Surpassant sa performance dans Mon Roi de Maïwenn, qui lui avait valu un prix d’interprétation féminine à Cannes, en 2015, Emmanuelle Bercot est l’héroïne puissante du dernier film de Cédric Kahn, qui réunit une famille autour de la matriarche Catherine Deneuve.
Le portail s’ouvre sur une maison qui pourrait être une maison tchekhovienne. C’est une maison qu’on retrouve, que l’on perdra bientôt. Comme quand un monde finit et qu’un autre va naître. Cédric Kahn réunit dans cette grande maison une famille dispersée, qu’il enferme quasiment dans son huis clos, à l’occasion de l’anniversaire de la mère (Catherine Deneuve). On ne voit presque pas le ciel, ou le paysage, juste la maison, personnage en soi, dont le décor (les pièces intérieures, le jardin) clôt les personnages.
Un roman familial y inscrit son drame, à la fois déchirant et drôle (on le doit à la fantaisie de Vincent Macaigne, l’un des fils, comme aux scènes avec les enfants de la famille). Tout n’est pas sombre : une légèreté souriante évite même au film le néant dépressif. Cédric Kahn déploie une diversité de tons et d’humeurs, faisant de la cyclothymie des personnages une instabilité motrice : c’est le mouvement même de la vie et de son désordre, fait de départs et de ruptures, d’attachements et de détachements
Dans des images à la lumière douce et naturelle, les personnages sont révélés par des circonstances apparemment ordinaires et dérisoires (dans la cuisine, dans le jardin, à table, en voiture). La place de chacun dans la famille et la fratrie (les trois enfants sont Vincent Macaigne, Cédric Kahn et Emmanuelle Bercot), leurs relations et leur psychologie sont peu à peu précisés.
Il circule dans Fête de famille une énergie formidablement théâtrale, qui n’est pas seulement due à l’unité de temps et de lieu qui structure le film comme une pièce. Elle tient aussi à cette manière d’adapter les codes classiques d’un certain théâtre : des portes s’ouvrent, se ferment, claquent, pour faire entrer ou sortir les personnages de la scène. Cédric Kahn filme avec habilité leur mouvement, étonnamment inventif. Il s’est appuyé sur ce qu’il a appelé « les qualités naturelles du montage de Yann Dedet, sa capacité à chercher la vie dans les interstices, dans les choses qui apparaissent par l’image, au-delà du scénario ».

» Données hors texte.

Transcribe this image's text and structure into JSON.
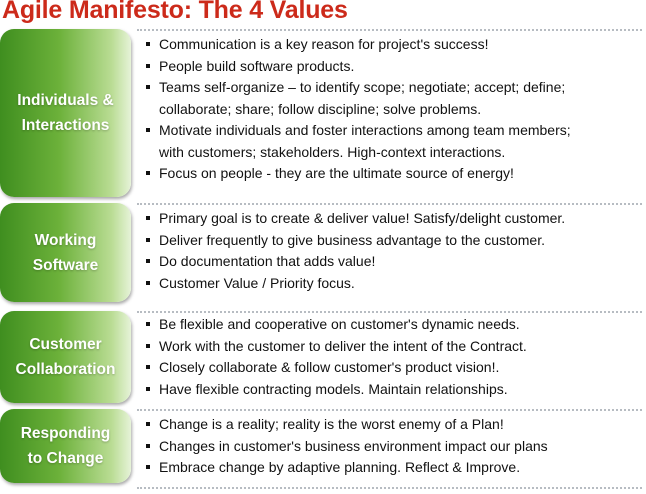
{
  "title": "Agile Manifesto: The 4 Values",
  "values": [
    {
      "label": "Individuals &\nInteractions",
      "points": [
        {
          "text": "Communication is a key reason for project's success!"
        },
        {
          "text": "People build software products."
        },
        {
          "text": "Teams self-organize – to identify scope; negotiate; accept; define;",
          "cont": "collaborate; share; follow discipline; solve problems."
        },
        {
          "text": "Motivate individuals and foster interactions among team members;",
          "cont": "with customers; stakeholders. High-context interactions."
        },
        {
          "text": "Focus on people - they are the ultimate source of energy!"
        }
      ]
    },
    {
      "label": "Working\nSoftware",
      "points": [
        {
          "text": "Primary goal is to create & deliver value! Satisfy/delight customer."
        },
        {
          "text": "Deliver frequently to give business advantage to the customer."
        },
        {
          "text": "Do documentation that adds value!"
        },
        {
          "text": "Customer Value / Priority focus."
        }
      ]
    },
    {
      "label": "Customer\nCollaboration",
      "points": [
        {
          "text": "Be flexible and cooperative on customer's dynamic needs."
        },
        {
          "text": "Work with the customer to deliver the intent of the Contract."
        },
        {
          "text": "Closely collaborate & follow customer's product vision!."
        },
        {
          "text": "Have flexible contracting models. Maintain relationships."
        }
      ]
    },
    {
      "label": "Responding\nto Change",
      "points": [
        {
          "text": "Change is a reality; reality is the worst enemy of a Plan!"
        },
        {
          "text": "Changes in customer's business environment impact our plans"
        },
        {
          "text": "Embrace change by adaptive planning. Reflect & Improve."
        }
      ]
    }
  ]
}
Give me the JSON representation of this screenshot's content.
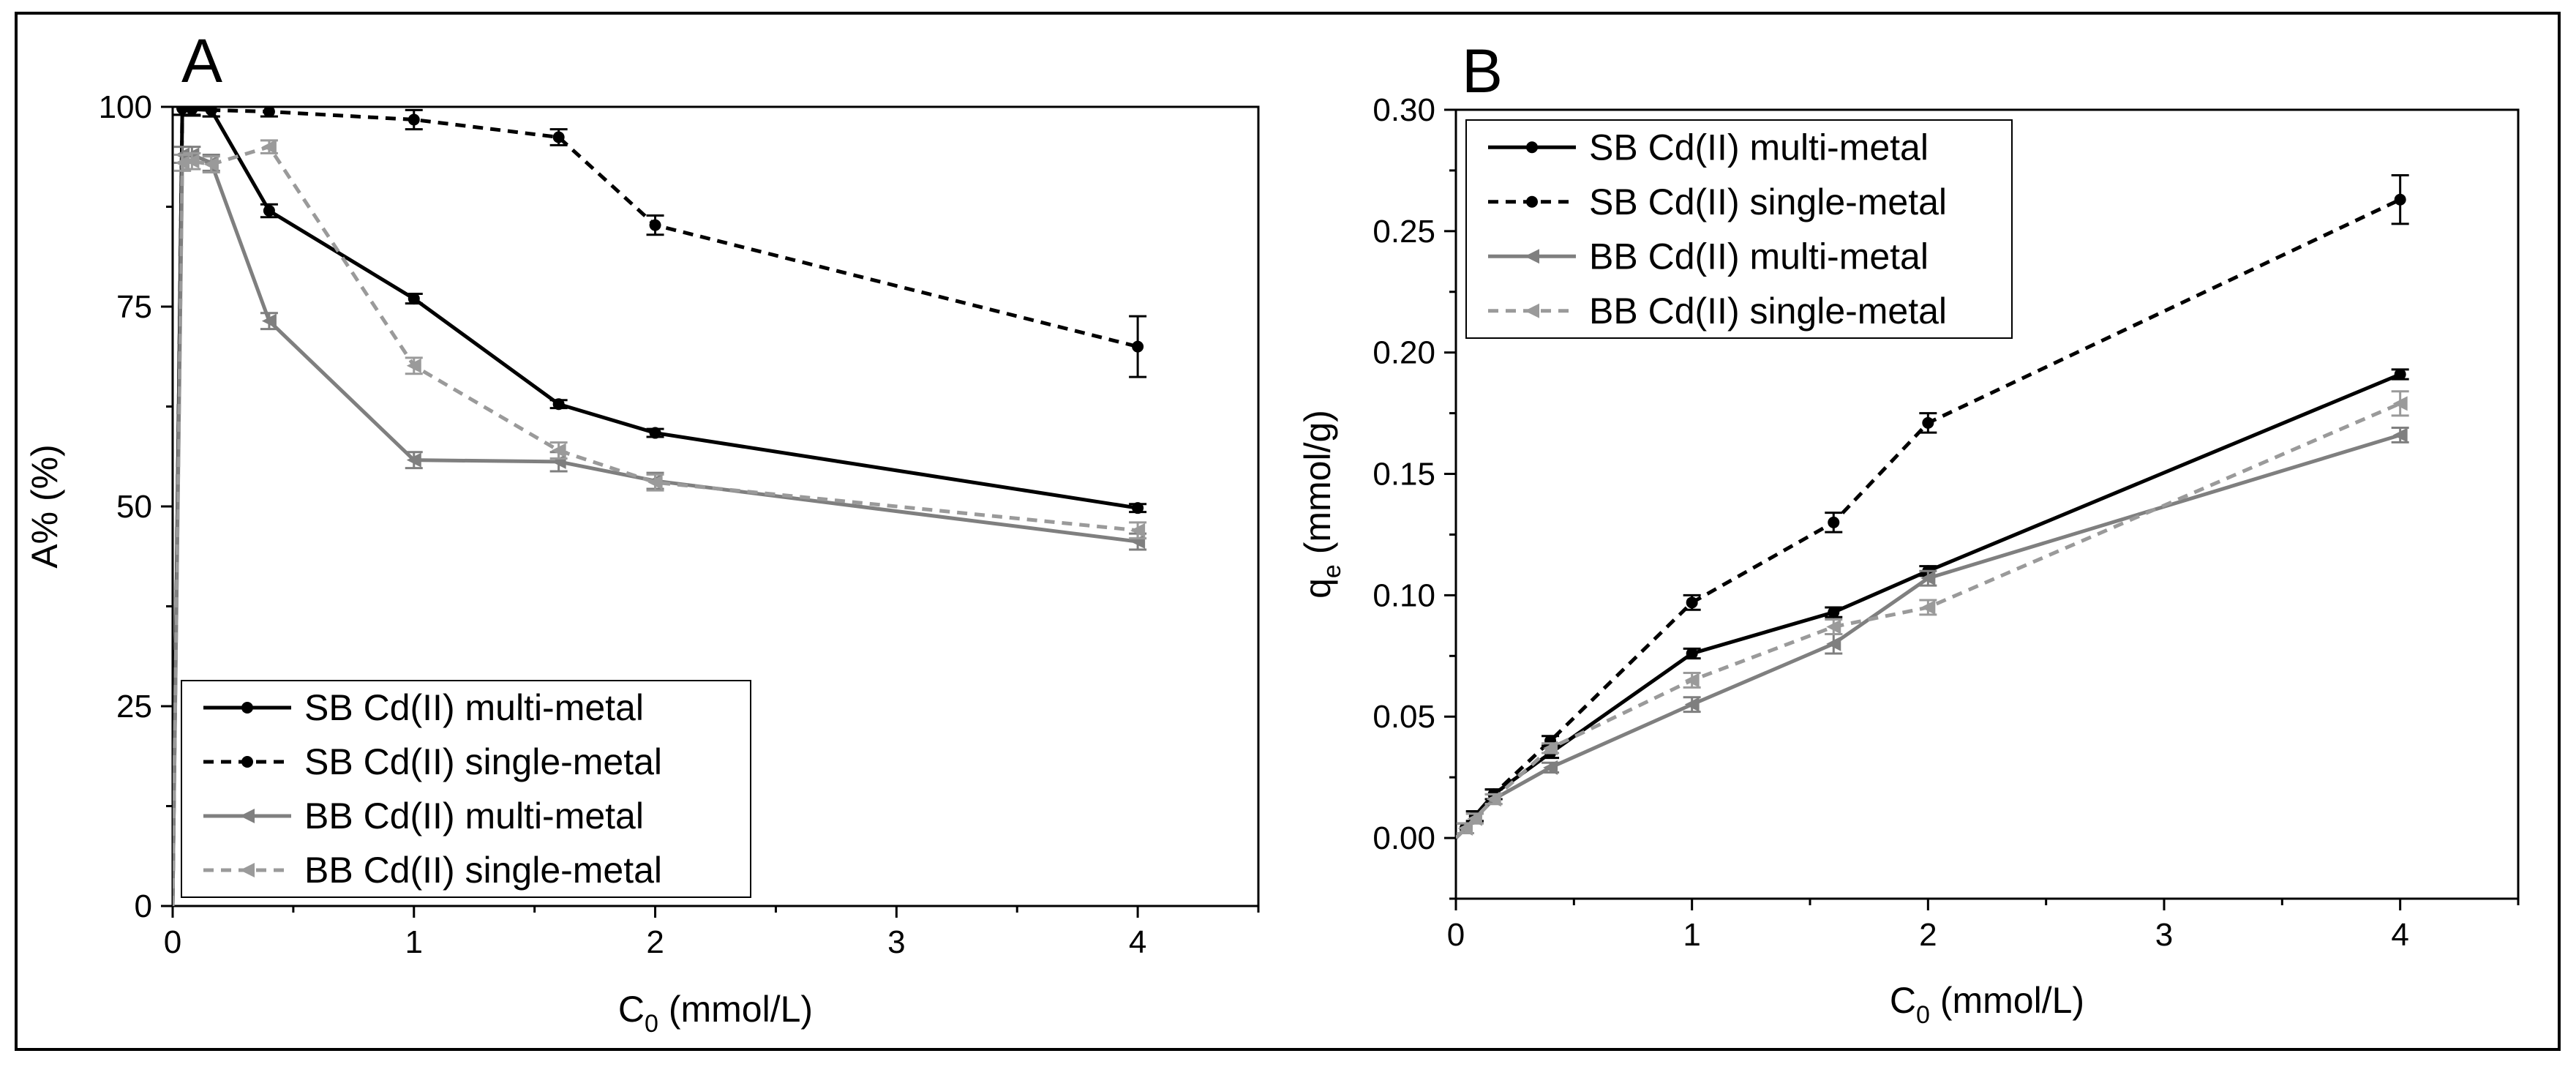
{
  "chart_data": [
    {
      "panel": "A",
      "type": "line",
      "xlabel": "C",
      "xlabel_sub": "0",
      "xlabel_unit": " (mmol/L)",
      "ylabel": "A% (%)",
      "xlim": [
        0,
        4.5
      ],
      "ylim": [
        0,
        100
      ],
      "xticks": [
        0,
        1,
        2,
        3,
        4
      ],
      "yticks": [
        0,
        25,
        50,
        75,
        100
      ],
      "xtick_labels": [
        "0",
        "1",
        "2",
        "3",
        "4"
      ],
      "ytick_labels": [
        "0",
        "25",
        "50",
        "75",
        "100"
      ],
      "legend_position": "bottom-left",
      "series": [
        {
          "name": "SB Cd(II) multi-metal",
          "color": "#000000",
          "dash": "solid",
          "marker": "dot",
          "x": [
            0,
            0.04,
            0.08,
            0.16,
            0.4,
            1,
            1.6,
            2,
            4
          ],
          "y": [
            0,
            99.8,
            99.7,
            99.6,
            87,
            76,
            62.8,
            59.2,
            49.8
          ],
          "err": [
            0,
            0.8,
            0.8,
            0.8,
            0.8,
            0.6,
            0.5,
            0.5,
            0.5
          ]
        },
        {
          "name": "SB Cd(II) single-metal",
          "color": "#000000",
          "dash": "dashed",
          "marker": "dot",
          "x": [
            0,
            0.04,
            0.08,
            0.16,
            0.4,
            1,
            1.6,
            2,
            4
          ],
          "y": [
            0,
            99.8,
            99.8,
            99.6,
            99.4,
            98.4,
            96.2,
            85.2,
            70
          ],
          "err": [
            0,
            0.8,
            0.8,
            0.8,
            0.6,
            1.2,
            1.0,
            1.2,
            3.8
          ]
        },
        {
          "name": "BB Cd(II) multi-metal",
          "color": "#7f7f7f",
          "dash": "solid",
          "marker": "triangle-left",
          "x": [
            0,
            0.04,
            0.08,
            0.16,
            0.4,
            1,
            1.6,
            2,
            4
          ],
          "y": [
            0,
            94,
            94,
            93,
            73.2,
            55.8,
            55.6,
            53.2,
            45.6
          ],
          "err": [
            0,
            1.0,
            1.0,
            1.0,
            1.0,
            1.0,
            1.2,
            1.0,
            1.0
          ]
        },
        {
          "name": "BB Cd(II) single-metal",
          "color": "#9a9a9a",
          "dash": "dashed",
          "marker": "triangle-left",
          "x": [
            0,
            0.04,
            0.08,
            0.16,
            0.4,
            1,
            1.6,
            2,
            4
          ],
          "y": [
            0,
            93,
            93.2,
            92.8,
            95,
            67.6,
            57,
            53,
            47
          ],
          "err": [
            0,
            1.0,
            1.0,
            1.0,
            0.8,
            1.0,
            1.0,
            1.0,
            1.0
          ]
        }
      ]
    },
    {
      "panel": "B",
      "type": "line",
      "xlabel": "C",
      "xlabel_sub": "0",
      "xlabel_unit": " (mmol/L)",
      "ylabel": "q",
      "ylabel_sub": "e",
      "ylabel_unit": " (mmol/g)",
      "xlim": [
        0,
        4.5
      ],
      "ylim": [
        -0.025,
        0.3
      ],
      "xticks": [
        0,
        1,
        2,
        3,
        4
      ],
      "yticks": [
        0,
        0.05,
        0.1,
        0.15,
        0.2,
        0.25,
        0.3
      ],
      "xtick_labels": [
        "0",
        "1",
        "2",
        "3",
        "4"
      ],
      "ytick_labels": [
        "0.00",
        "0.05",
        "0.10",
        "0.15",
        "0.20",
        "0.25",
        "0.30"
      ],
      "legend_position": "top-left",
      "series": [
        {
          "name": "SB Cd(II) multi-metal",
          "color": "#000000",
          "dash": "solid",
          "marker": "dot",
          "x": [
            0,
            0.04,
            0.08,
            0.16,
            0.4,
            1,
            1.6,
            2,
            4
          ],
          "y": [
            0,
            0.004,
            0.009,
            0.018,
            0.035,
            0.076,
            0.093,
            0.11,
            0.191
          ],
          "err": [
            0,
            0.002,
            0.002,
            0.002,
            0.002,
            0.002,
            0.002,
            0.002,
            0.002
          ]
        },
        {
          "name": "SB Cd(II) single-metal",
          "color": "#000000",
          "dash": "dashed",
          "marker": "dot",
          "x": [
            0,
            0.04,
            0.08,
            0.16,
            0.4,
            1,
            1.6,
            2,
            4
          ],
          "y": [
            0,
            0.004,
            0.009,
            0.018,
            0.04,
            0.097,
            0.13,
            0.171,
            0.263
          ],
          "err": [
            0,
            0.002,
            0.002,
            0.002,
            0.002,
            0.003,
            0.004,
            0.004,
            0.01
          ]
        },
        {
          "name": "BB Cd(II) multi-metal",
          "color": "#7f7f7f",
          "dash": "solid",
          "marker": "triangle-left",
          "x": [
            0,
            0.04,
            0.08,
            0.16,
            0.4,
            1,
            1.6,
            2,
            4
          ],
          "y": [
            0,
            0.004,
            0.008,
            0.016,
            0.029,
            0.055,
            0.08,
            0.107,
            0.166
          ],
          "err": [
            0,
            0.002,
            0.002,
            0.002,
            0.002,
            0.003,
            0.004,
            0.003,
            0.003
          ]
        },
        {
          "name": "BB Cd(II) single-metal",
          "color": "#9a9a9a",
          "dash": "dashed",
          "marker": "triangle-left",
          "x": [
            0,
            0.04,
            0.08,
            0.16,
            0.4,
            1,
            1.6,
            2,
            4
          ],
          "y": [
            0,
            0.004,
            0.008,
            0.016,
            0.037,
            0.065,
            0.087,
            0.095,
            0.179
          ],
          "err": [
            0,
            0.002,
            0.002,
            0.002,
            0.002,
            0.003,
            0.003,
            0.003,
            0.005
          ]
        }
      ]
    }
  ]
}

Cédric Kahn cale la progression dramatique sur une forme d’entropie : le désordre va croissant, au fil de disputes et de confrontations, pour finir par déchirer la pseudo-harmonie familiale, dans une scène à la violence inattendue. Cet acmé dysfonctionnel met en lumière la puissante héroïne qu’incarne Emmanuelle Bercot, la fille meurtrie, chez qui il n’y a nulle folie exagérée qui se manifeste, mais une vulnérabilité exacerbée. L’actrice est chez elle, dans ce registre de jeu viscéral. Sa performance, d’une intensité frappante et d’un engagement courageux, nous place dans un sentiment d’inconfort mêlé de fascination : elle met mal à l’aise, sans que cela nous soit désagréable, au contraire. Tour à tour dévastée et souriante, hantée et solaire, elle est invraisemblablement tendue et brutale. Cette fille blessée déplace le centre de gravité du film. Ce n’est pas son moment vrai, dans cette scène de catharsis qui pourrait être une purge : tout le long du film, elle est dans un moment de pure vérité. Emmanuelle Bercot est belle et géniale, avec ses blessures, elle est à vif, contradictoire, déchirée.
Il y a dans Fête de Famille comme une homothétie avec Juste la fin du monde de Xavier Dolan, adapté d’une pièce de Jean-Luc Lagarce, avec en point central invariant le même retour pathogène d’un enfant dans une fratrie passionnelle : Cédric Kahn en a conservé les angles, tout en réduisant, de cette figure névrotique, l’hystérie. Fête de Famille s’épuise moins à des effets de langage dans le portrait sans faille de la violence psychologique : la dévastation y prend la forme moins démonstratrice d’une douceur apparente, mais tout aussi toxique, à l’image du personnage de la mère jouée par Deneuve, bloc opaque de non-dits, de mystères non dissipés.